/sketch-classifier

a tensorflow.js convolutional neural network for classifying sketches

Primary LanguageJavaScript

Sketch Classifier

A Tensorflow.js program to construct and train a convolutional neural network to classify sketches. This program is built to make use of Google's "Quick, Draw!" dataset. The model saved in this repository was trained on over 9 million drawings of 65 different types. To speed up the training process, this program uses the tfjs-node-gpu package to utilize Tensorflow's C binary and perform tensor operations on the GPU with CUDA.

Background

Google's dataset is provided in the form of drawing strokes instead of images. Therefore, during the training of the model, these strokes are used to generate images on-the-fly to be fed into the network. Additionally, to provide the network with even more context on stroke patterns, each individual stroke is colored differently, as seen below. White is the first stroke, red is the second, blue is the third, etc.

Each image is scaled to 64x64 pixels before being fed into the network. Below is the summary of the simple network model used in this script.

Layer Output Shape Num Params
conv2d_Conv2D1 (Conv2D) [null,60,60,4] 304
max_pooling2d_MaxPooling2D1 [null,30,30,4] 0
conv2d_Conv2D2 (Conv2D) [null,26,26,8] 808
max_pooling2d_MaxPooling2D2 [null,13,13,8] 0
flatten_Flatten1 (Flatten) [null,1352] 0
dense_Dense1 (Dense) [null,19] 25707

Data

Because of the massive amount of data provided by the "Quick, Draw!" dataset, data must be ingested and prepared in certain ways to prevent memory overflows. Tensorflow provides the tf.data.Dataset class, which serves to represent any arbitrary data to be passed into other Tensorflow methods. This Dataset class can be constructed in a way to use an iterator to hide the implementation of data retrieval as well as allow for a theoretically infinite amount of data to be retrieved. To build this class in this program, we use a Javascript generator function to natively create an iterable function.

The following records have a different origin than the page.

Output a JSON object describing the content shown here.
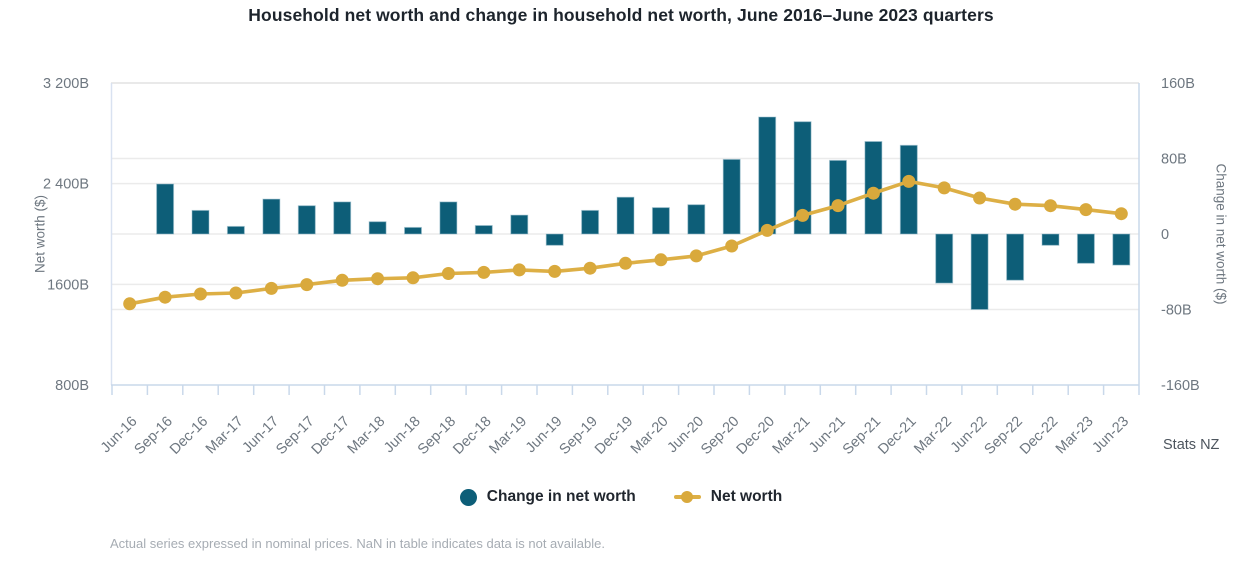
{
  "title": "Household net worth and change in household net worth, June 2016–June 2023 quarters",
  "source": "Stats NZ",
  "footnote": "Actual series expressed in nominal prices. NaN in table indicates data is not available.",
  "legend": [
    {
      "label": "Change in net worth",
      "marker": "bar-dot-swatch"
    },
    {
      "label": "Net worth",
      "marker": "line-dot-swatch"
    }
  ],
  "colors": {
    "bar": "#0d5e78",
    "bar_edge": "#9cc0cd",
    "line": "#ddaf45",
    "dot": "#d9a93c",
    "grid": "#ebebeb",
    "frame_top": "#e9e9e9",
    "frame_left": "#d9e2f1",
    "axis_line": "#c9d8ea",
    "tick_text": "#6e7780",
    "title_text": "#1d242c"
  },
  "chart_data": {
    "type": "combo",
    "categories": [
      "Jun-16",
      "Sep-16",
      "Dec-16",
      "Mar-17",
      "Jun-17",
      "Sep-17",
      "Dec-17",
      "Mar-18",
      "Jun-18",
      "Sep-18",
      "Dec-18",
      "Mar-19",
      "Jun-19",
      "Sep-19",
      "Dec-19",
      "Mar-20",
      "Jun-20",
      "Sep-20",
      "Dec-20",
      "Mar-21",
      "Jun-21",
      "Sep-21",
      "Dec-21",
      "Mar-22",
      "Jun-22",
      "Sep-22",
      "Dec-22",
      "Mar-23",
      "Jun-23"
    ],
    "series": [
      {
        "name": "Change in net worth",
        "type": "bar",
        "axis": "right",
        "color": "#0d5e78",
        "values": [
          null,
          53,
          25,
          8,
          37,
          30,
          34,
          13,
          7,
          34,
          9,
          20,
          -12,
          25,
          39,
          28,
          31,
          79,
          124,
          119,
          78,
          98,
          94,
          -52,
          -80,
          -49,
          -12,
          -31,
          -33
        ]
      },
      {
        "name": "Net worth",
        "type": "line",
        "axis": "left",
        "color": "#d9a93c",
        "values": [
          1445,
          1498,
          1523,
          1531,
          1568,
          1598,
          1632,
          1645,
          1652,
          1686,
          1695,
          1715,
          1703,
          1728,
          1767,
          1795,
          1826,
          1905,
          2029,
          2148,
          2226,
          2324,
          2418,
          2366,
          2286,
          2237,
          2225,
          2194,
          2161
        ]
      }
    ],
    "left_axis": {
      "label": "Net worth ($)",
      "range": [
        800,
        3200
      ],
      "tick_step": 800,
      "ticks": [
        {
          "value": 3200,
          "label": "3 200B"
        },
        {
          "value": 2400,
          "label": "2 400B"
        },
        {
          "value": 1600,
          "label": "1600B"
        },
        {
          "value": 800,
          "label": "800B"
        }
      ]
    },
    "right_axis": {
      "label": "Change in net worth ($)",
      "range": [
        -160,
        160
      ],
      "tick_step": 80,
      "ticks": [
        {
          "value": 160,
          "label": "160B"
        },
        {
          "value": 80,
          "label": "80B"
        },
        {
          "value": 0,
          "label": "0"
        },
        {
          "value": -80,
          "label": "-80B"
        },
        {
          "value": -160,
          "label": "-160B"
        }
      ]
    },
    "grid": true,
    "legend_position": "bottom"
  }
}
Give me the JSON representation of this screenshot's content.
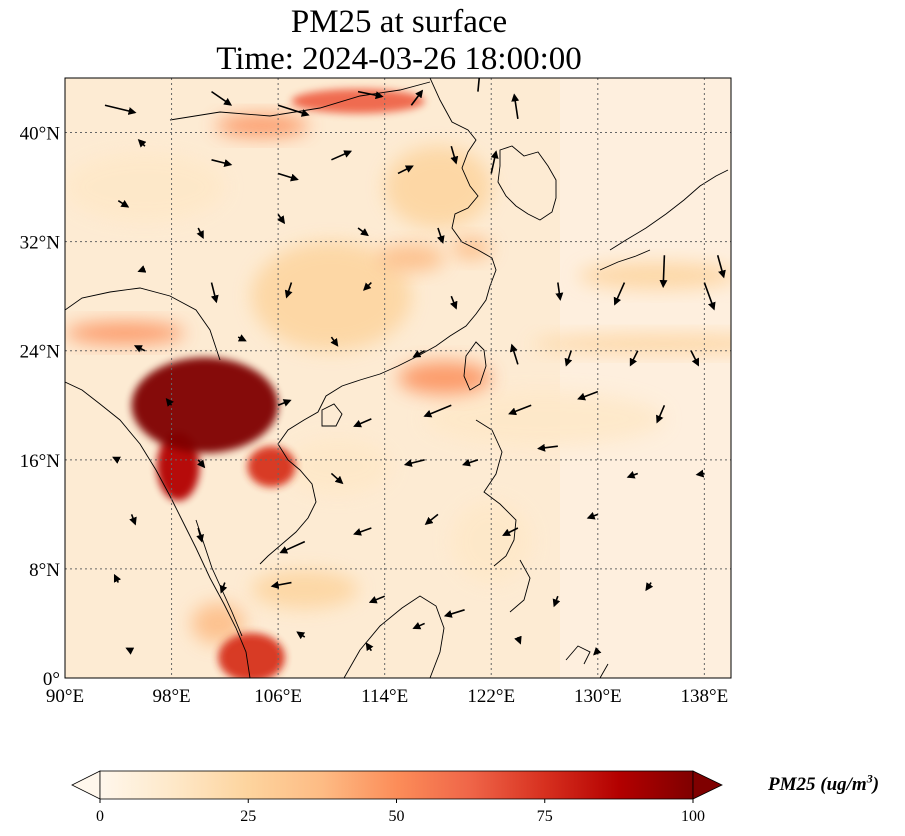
{
  "title": {
    "line1": "PM25 at surface",
    "line2": "Time: 2024-03-26 18:00:00"
  },
  "map": {
    "projection": "PlateCarree",
    "lon_range": [
      90,
      140
    ],
    "lat_range": [
      0,
      44
    ],
    "gridlines": "dotted",
    "coastlines": true,
    "lon_ticks": [
      90,
      98,
      106,
      114,
      122,
      130,
      138
    ],
    "lat_ticks": [
      0,
      8,
      16,
      24,
      32,
      40
    ],
    "lon_tick_labels": [
      "90°E",
      "98°E",
      "106°E",
      "114°E",
      "122°E",
      "130°E",
      "138°E"
    ],
    "lat_tick_labels": [
      "0°",
      "8°N",
      "16°N",
      "24°N",
      "32°N",
      "40°N"
    ]
  },
  "colorbar": {
    "colormap": "OrRd",
    "extend": "both",
    "range": [
      0,
      100
    ],
    "ticks": [
      0,
      25,
      50,
      75,
      100
    ],
    "tick_labels": [
      "0",
      "25",
      "50",
      "75",
      "100"
    ],
    "label_prefix": "PM25 (ug/m",
    "label_exp": "3",
    "label_suffix": ")",
    "colors": [
      "#fff7ec",
      "#fee8c8",
      "#fdd49e",
      "#fdbb84",
      "#fc8d59",
      "#ef6548",
      "#d7301f",
      "#b30000",
      "#7f0000"
    ]
  },
  "pm25_hotspots": [
    {
      "lon": 100.5,
      "lat": 20.0,
      "rx": 5.5,
      "ry": 3.5,
      "value": 100
    },
    {
      "lon": 98.5,
      "lat": 15.5,
      "rx": 1.6,
      "ry": 2.5,
      "value": 90
    },
    {
      "lon": 105.5,
      "lat": 15.5,
      "rx": 1.8,
      "ry": 1.5,
      "value": 80
    },
    {
      "lon": 94.5,
      "lat": 25.3,
      "rx": 4.5,
      "ry": 0.8,
      "value": 45
    },
    {
      "lon": 104.8,
      "lat": 40.5,
      "rx": 3.5,
      "ry": 0.8,
      "value": 55
    },
    {
      "lon": 112.0,
      "lat": 42.3,
      "rx": 5.0,
      "ry": 0.9,
      "value": 65
    },
    {
      "lon": 118.5,
      "lat": 22.0,
      "rx": 3.5,
      "ry": 1.2,
      "value": 50
    },
    {
      "lon": 108.0,
      "lat": 6.5,
      "rx": 4.0,
      "ry": 1.4,
      "value": 30
    },
    {
      "lon": 104.0,
      "lat": 1.5,
      "rx": 2.5,
      "ry": 1.8,
      "value": 70
    },
    {
      "lon": 116.0,
      "lat": 30.8,
      "rx": 2.5,
      "ry": 1.0,
      "value": 35
    },
    {
      "lon": 110.0,
      "lat": 28.0,
      "rx": 6.0,
      "ry": 4.0,
      "value": 22
    },
    {
      "lon": 118.0,
      "lat": 36.0,
      "rx": 4.0,
      "ry": 3.0,
      "value": 24
    },
    {
      "lon": 120.5,
      "lat": 31.5,
      "rx": 1.5,
      "ry": 0.8,
      "value": 42
    },
    {
      "lon": 135.0,
      "lat": 24.5,
      "rx": 10.0,
      "ry": 0.7,
      "value": 22
    },
    {
      "lon": 134.5,
      "lat": 29.5,
      "rx": 6.0,
      "ry": 1.0,
      "value": 24
    },
    {
      "lon": 126.0,
      "lat": 19.0,
      "rx": 9.0,
      "ry": 2.0,
      "value": 14
    },
    {
      "lon": 96.0,
      "lat": 36.0,
      "rx": 6.0,
      "ry": 2.5,
      "value": 12
    },
    {
      "lon": 110.5,
      "lat": 15.5,
      "rx": 4.0,
      "ry": 2.0,
      "value": 14
    },
    {
      "lon": 122.0,
      "lat": 10.0,
      "rx": 3.0,
      "ry": 3.0,
      "value": 12
    },
    {
      "lon": 101.5,
      "lat": 4.0,
      "rx": 2.0,
      "ry": 1.5,
      "value": 35
    }
  ],
  "wind_vectors": [
    {
      "lon": 93,
      "lat": 42,
      "u": 2.5,
      "v": -0.6
    },
    {
      "lon": 101,
      "lat": 43,
      "u": 1.6,
      "v": -1.1
    },
    {
      "lon": 106,
      "lat": 42,
      "u": 2.5,
      "v": -0.8
    },
    {
      "lon": 112,
      "lat": 43,
      "u": 2.0,
      "v": -0.4
    },
    {
      "lon": 116,
      "lat": 42,
      "u": 0.9,
      "v": 1.2
    },
    {
      "lon": 121,
      "lat": 43,
      "u": 0.2,
      "v": 2.1
    },
    {
      "lon": 124,
      "lat": 41,
      "u": -0.3,
      "v": 2.0
    },
    {
      "lon": 96,
      "lat": 39,
      "u": -0.5,
      "v": 0.5
    },
    {
      "lon": 101,
      "lat": 38,
      "u": 1.6,
      "v": -0.4
    },
    {
      "lon": 106,
      "lat": 37,
      "u": 1.6,
      "v": -0.5
    },
    {
      "lon": 110,
      "lat": 38,
      "u": 1.6,
      "v": 0.7
    },
    {
      "lon": 115,
      "lat": 37,
      "u": 1.2,
      "v": 0.6
    },
    {
      "lon": 119,
      "lat": 39,
      "u": 0.4,
      "v": -1.4
    },
    {
      "lon": 122,
      "lat": 37,
      "u": 0.4,
      "v": 1.8
    },
    {
      "lon": 94,
      "lat": 35,
      "u": 0.8,
      "v": -0.5
    },
    {
      "lon": 100,
      "lat": 33,
      "u": 0.4,
      "v": -0.8
    },
    {
      "lon": 106,
      "lat": 34,
      "u": 0.5,
      "v": -0.7
    },
    {
      "lon": 112,
      "lat": 33,
      "u": 0.8,
      "v": -0.6
    },
    {
      "lon": 118,
      "lat": 33,
      "u": 0.4,
      "v": -1.2
    },
    {
      "lon": 96,
      "lat": 30,
      "u": -0.5,
      "v": -0.2
    },
    {
      "lon": 101,
      "lat": 29,
      "u": 0.4,
      "v": -1.6
    },
    {
      "lon": 107,
      "lat": 29,
      "u": -0.4,
      "v": -1.2
    },
    {
      "lon": 113,
      "lat": 29,
      "u": -0.6,
      "v": -0.6
    },
    {
      "lon": 119,
      "lat": 28,
      "u": 0.4,
      "v": -1.0
    },
    {
      "lon": 127,
      "lat": 29,
      "u": 0.2,
      "v": -1.4
    },
    {
      "lon": 132,
      "lat": 29,
      "u": -0.8,
      "v": -1.8
    },
    {
      "lon": 135,
      "lat": 31,
      "u": -0.1,
      "v": -2.6
    },
    {
      "lon": 138,
      "lat": 29,
      "u": 0.8,
      "v": -2.2
    },
    {
      "lon": 139,
      "lat": 31,
      "u": 0.5,
      "v": -1.8
    },
    {
      "lon": 96,
      "lat": 24,
      "u": -0.8,
      "v": 0.4
    },
    {
      "lon": 103,
      "lat": 25,
      "u": 0.6,
      "v": -0.3
    },
    {
      "lon": 110,
      "lat": 25,
      "u": 0.5,
      "v": -0.7
    },
    {
      "lon": 117,
      "lat": 24,
      "u": -0.9,
      "v": -0.5
    },
    {
      "lon": 124,
      "lat": 23,
      "u": -0.5,
      "v": 1.6
    },
    {
      "lon": 128,
      "lat": 24,
      "u": -0.4,
      "v": -1.2
    },
    {
      "lon": 133,
      "lat": 24,
      "u": -0.6,
      "v": -1.2
    },
    {
      "lon": 137,
      "lat": 24,
      "u": 0.6,
      "v": -1.2
    },
    {
      "lon": 98,
      "lat": 20,
      "u": -0.4,
      "v": 0.5
    },
    {
      "lon": 106,
      "lat": 20,
      "u": 1.0,
      "v": 0.4
    },
    {
      "lon": 113,
      "lat": 19,
      "u": -1.4,
      "v": -0.6
    },
    {
      "lon": 119,
      "lat": 20,
      "u": -2.2,
      "v": -0.9
    },
    {
      "lon": 125,
      "lat": 20,
      "u": -1.8,
      "v": -0.7
    },
    {
      "lon": 130,
      "lat": 21,
      "u": -1.6,
      "v": -0.6
    },
    {
      "lon": 135,
      "lat": 20,
      "u": -0.6,
      "v": -1.4
    },
    {
      "lon": 94,
      "lat": 16,
      "u": -0.4,
      "v": 0.2
    },
    {
      "lon": 100,
      "lat": 16,
      "u": 0.5,
      "v": -0.6
    },
    {
      "lon": 110,
      "lat": 15,
      "u": 0.9,
      "v": -0.8
    },
    {
      "lon": 117,
      "lat": 16,
      "u": -1.6,
      "v": -0.4
    },
    {
      "lon": 121,
      "lat": 16,
      "u": -1.2,
      "v": -0.4
    },
    {
      "lon": 127,
      "lat": 17,
      "u": -1.6,
      "v": -0.2
    },
    {
      "lon": 133,
      "lat": 15,
      "u": -0.8,
      "v": -0.3
    },
    {
      "lon": 138,
      "lat": 15,
      "u": -0.6,
      "v": -0.1
    },
    {
      "lon": 95,
      "lat": 12,
      "u": 0.3,
      "v": -0.8
    },
    {
      "lon": 100,
      "lat": 11,
      "u": 0.3,
      "v": -1.1
    },
    {
      "lon": 108,
      "lat": 10,
      "u": -2.0,
      "v": -0.9
    },
    {
      "lon": 113,
      "lat": 11,
      "u": -1.4,
      "v": -0.5
    },
    {
      "lon": 118,
      "lat": 12,
      "u": -1.0,
      "v": -0.8
    },
    {
      "lon": 124,
      "lat": 11,
      "u": -1.2,
      "v": -0.6
    },
    {
      "lon": 130,
      "lat": 12,
      "u": -0.8,
      "v": -0.3
    },
    {
      "lon": 94,
      "lat": 7,
      "u": -0.3,
      "v": 0.6
    },
    {
      "lon": 102,
      "lat": 7,
      "u": -0.3,
      "v": -0.8
    },
    {
      "lon": 107,
      "lat": 7,
      "u": -1.6,
      "v": -0.3
    },
    {
      "lon": 114,
      "lat": 6,
      "u": -1.2,
      "v": -0.5
    },
    {
      "lon": 120,
      "lat": 5,
      "u": -1.6,
      "v": -0.5
    },
    {
      "lon": 127,
      "lat": 6,
      "u": -0.3,
      "v": -0.8
    },
    {
      "lon": 134,
      "lat": 7,
      "u": -0.4,
      "v": -0.6
    },
    {
      "lon": 95,
      "lat": 2,
      "u": -0.4,
      "v": 0.2
    },
    {
      "lon": 108,
      "lat": 3,
      "u": -0.6,
      "v": 0.4
    },
    {
      "lon": 113,
      "lat": 2,
      "u": -0.4,
      "v": 0.6
    },
    {
      "lon": 117,
      "lat": 4,
      "u": -0.9,
      "v": -0.4
    },
    {
      "lon": 124,
      "lat": 3,
      "u": 0.2,
      "v": -0.5
    },
    {
      "lon": 130,
      "lat": 2,
      "u": -0.3,
      "v": -0.3
    }
  ]
}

An example of this can be in the code snippet seen below:

async * dataGenerator () {
    while (this.sampleNum < this.numSamples) {
        const line = await this.it.next()
        const obj = JSON.parse(line.value)
        const val = { xs: tf.tensor3d(drawingToPixels(obj.drawing)), ys: tf.tensor1d(this.labelArray(getSketchLabelValue(obj.word))) }

        if (this.sampleNum++ === this.numSamples) { return val }
        yield val
    }
}

load () {
    return tf.data.generator(this.dataGenerator.bind(this))
}

Usage

First, download the sketches you wish to use to train the model to a directory named sketches/. The data is in the form of .ndjson files and can be downloaded from Google Cloud Storage.

Then, you must prepare the drawings into a single dataset file. This can be done with the prepare.js script:

> node prepare.js

This will create train_data.ndjson containing shuffled records from every dataset in sketches/. Now, you may run the training script with:

> node train.js

Tensorflow will output the training progress throughout the execution of the script. When the model has reached a satisfactory accuracy, you may predict a single random image from the sketches/ directory using the following command:

> node predict.js

This script will output the probability of each label and also save the random drawing to image.png so you may view it.